Benigne Prostatahyperplasie: Symptome, Diagnostik und Therapie der BPH nach aktuellen Leitlinien kompakt erklärt.

Dr. mult. Dr. h.c. Babak Saravi
Arzt, Wissenschaftler & Gründer von SCIORA
24. März 2026 · 12 Min. Lesezeit · Aktualisiert: 24. März 2026 · Geprüft von PD Dr. Dr. Andreas Vollmer
📋 Inhaltsverzeichnis

    Definition

    Die benigne Prostatahyperplasie (BPH) ist eine nicht maligne, hormon- und altersassoziierte Vergrößerung des periurethralen Prostatagewebes. Klinisch relevant wird sie vor allem dann, wenn sie zu Symptomen des unteren Harntrakts (LUTS, lower urinary tract symptoms), einer bladder outlet obstruction oder Komplikationen wie Restharn, Harnverhalt oder rezidivierenden Harnwegsinfekten führt. Der Begriff benignes Prostatasyndrom (BPS) beschreibt die klinische Kombination aus Prostatavergrößerung, Obstruktion und Symptomatik und ist vom rein histologischen Begriff BPH abzugrenzen.

    Typische Beschwerden sind abgeschwächter Harnstrahl, Startverzögerung, Nachträufeln, Pollakisurie und Nykturie. Nicht jede vergrößerte Prostata verursacht Symptome, und umgekehrt können LUTS auch ohne ausgeprägte Volumenzunahme bestehen. Die Diagnostik zielt daher auf die funktionelle Relevanz, Komplikationen und wichtige Differentialdiagnosen, insbesondere das Prostatakarzinom, ab.

    Merke: Die BPH ist eine histologische Diagnose, das BPS eine klinische Diagnose. Entscheidend für die Therapie ist nicht allein die Prostatagröße, sondern die Kombination aus Beschwerden, Obstruktion und Komplikationen.

    Epidemiologie

    Die benigne Prostatahyperplasie ist eine der häufigsten urologischen Erkrankungen des älteren Mannes. Histologisch finden sich Zeichen einer BPH bei etwa 20 % der Männer zwischen 40 und 50 Jahren, bei rund 50 % der 51- bis 60-Jährigen und bei bis zu 80–90 % der Männer über 80 Jahre. Klinisch symptomatisch im Sinne eines benigen Prostatasyndroms wird jedoch nur ein Teil dieser Patienten. Moderate bis schwere LUTS betreffen in epidemiologischen Kohorten ungefähr 20–30 % der Männer über 50 Jahre und nehmen mit dem Alter deutlich zu.
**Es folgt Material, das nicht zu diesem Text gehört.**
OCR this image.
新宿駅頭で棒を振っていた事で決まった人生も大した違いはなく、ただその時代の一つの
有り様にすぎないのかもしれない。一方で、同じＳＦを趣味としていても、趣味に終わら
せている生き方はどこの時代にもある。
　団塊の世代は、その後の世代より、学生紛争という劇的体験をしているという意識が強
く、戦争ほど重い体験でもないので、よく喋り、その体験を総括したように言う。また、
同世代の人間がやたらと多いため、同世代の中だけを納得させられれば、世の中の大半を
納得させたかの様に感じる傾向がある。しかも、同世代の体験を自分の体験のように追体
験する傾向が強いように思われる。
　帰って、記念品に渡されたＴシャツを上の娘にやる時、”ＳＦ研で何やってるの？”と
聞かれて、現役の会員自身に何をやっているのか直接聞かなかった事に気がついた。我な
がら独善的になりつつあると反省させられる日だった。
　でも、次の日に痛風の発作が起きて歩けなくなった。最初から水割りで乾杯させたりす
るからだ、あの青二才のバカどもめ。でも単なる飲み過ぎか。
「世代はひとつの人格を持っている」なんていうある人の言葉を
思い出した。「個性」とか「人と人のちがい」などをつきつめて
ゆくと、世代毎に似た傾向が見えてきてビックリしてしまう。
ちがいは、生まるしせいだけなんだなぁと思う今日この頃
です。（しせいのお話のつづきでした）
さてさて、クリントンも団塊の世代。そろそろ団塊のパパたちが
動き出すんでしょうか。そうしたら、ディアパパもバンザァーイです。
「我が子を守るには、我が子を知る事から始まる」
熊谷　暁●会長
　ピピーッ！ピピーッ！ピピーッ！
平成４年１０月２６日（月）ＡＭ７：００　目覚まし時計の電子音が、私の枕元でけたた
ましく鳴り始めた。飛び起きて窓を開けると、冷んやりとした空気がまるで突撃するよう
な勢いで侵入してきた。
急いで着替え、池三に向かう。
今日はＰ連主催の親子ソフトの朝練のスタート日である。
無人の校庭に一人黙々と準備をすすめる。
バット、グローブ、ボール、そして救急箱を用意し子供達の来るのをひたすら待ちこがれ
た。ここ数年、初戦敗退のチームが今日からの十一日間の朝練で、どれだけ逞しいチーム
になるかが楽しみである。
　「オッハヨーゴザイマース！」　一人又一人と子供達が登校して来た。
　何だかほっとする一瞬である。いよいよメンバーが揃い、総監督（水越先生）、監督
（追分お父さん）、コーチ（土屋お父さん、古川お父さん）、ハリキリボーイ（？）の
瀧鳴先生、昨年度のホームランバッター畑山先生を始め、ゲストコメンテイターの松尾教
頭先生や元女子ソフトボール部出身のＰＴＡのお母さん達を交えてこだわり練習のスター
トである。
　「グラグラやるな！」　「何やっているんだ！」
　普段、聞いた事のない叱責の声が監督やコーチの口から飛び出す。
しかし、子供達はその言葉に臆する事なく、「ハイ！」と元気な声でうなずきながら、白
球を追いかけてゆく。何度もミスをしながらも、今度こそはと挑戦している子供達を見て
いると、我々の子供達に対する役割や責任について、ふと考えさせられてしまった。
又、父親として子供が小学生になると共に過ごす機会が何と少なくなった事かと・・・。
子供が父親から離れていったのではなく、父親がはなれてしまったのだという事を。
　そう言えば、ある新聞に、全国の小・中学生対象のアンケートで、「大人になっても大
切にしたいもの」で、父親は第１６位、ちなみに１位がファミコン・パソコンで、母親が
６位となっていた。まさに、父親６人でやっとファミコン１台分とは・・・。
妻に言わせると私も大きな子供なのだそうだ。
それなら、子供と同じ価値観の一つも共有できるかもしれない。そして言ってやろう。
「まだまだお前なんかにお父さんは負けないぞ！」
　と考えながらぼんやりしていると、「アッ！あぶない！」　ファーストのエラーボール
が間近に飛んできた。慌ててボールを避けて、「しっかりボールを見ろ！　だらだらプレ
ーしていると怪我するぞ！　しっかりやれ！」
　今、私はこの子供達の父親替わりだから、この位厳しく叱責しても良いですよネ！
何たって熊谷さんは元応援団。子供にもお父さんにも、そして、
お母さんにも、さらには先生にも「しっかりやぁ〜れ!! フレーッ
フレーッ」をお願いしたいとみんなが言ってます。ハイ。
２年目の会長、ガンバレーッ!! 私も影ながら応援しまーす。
    Das Risiko für eine Progression steigt mit zunehmendem Alter, höherem Prostatavolumen und erhöhtem PSA-Wert. In Beobachtungsstudien haben Männer mit einem Prostatavolumen von > 30–40 ml und einem PSA von > 1,4–1,6 ng/ml ein erhöhtes Risiko für akuten Harnverhalt oder eine spätere operative Therapie. Der akute Harnverhalt tritt bei Männern mit BPH über mehrere Jahre kumulativ in einer Größenordnung von wenigen Prozent auf, das individuelle Risiko steigt jedoch stark mit dem Schweregrad der Obstruktion.
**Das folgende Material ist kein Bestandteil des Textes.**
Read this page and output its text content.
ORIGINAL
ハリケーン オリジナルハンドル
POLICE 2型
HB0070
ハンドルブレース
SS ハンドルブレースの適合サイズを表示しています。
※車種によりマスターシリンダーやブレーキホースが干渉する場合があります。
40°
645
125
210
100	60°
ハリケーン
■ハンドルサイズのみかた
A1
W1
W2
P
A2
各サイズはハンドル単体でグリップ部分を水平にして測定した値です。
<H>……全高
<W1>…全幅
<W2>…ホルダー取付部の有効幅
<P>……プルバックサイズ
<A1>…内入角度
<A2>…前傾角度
    Gesundheitsökonomisch ist die BPH hoch relevant, da sie einer der häufigsten Gründe für urologische Arztkontakte, Medikamentenverordnungen und operative Eingriffe beim älteren Mann ist. In Deutschland gehört die TUR-P weiterhin zu den häufigsten urologischen Operationen.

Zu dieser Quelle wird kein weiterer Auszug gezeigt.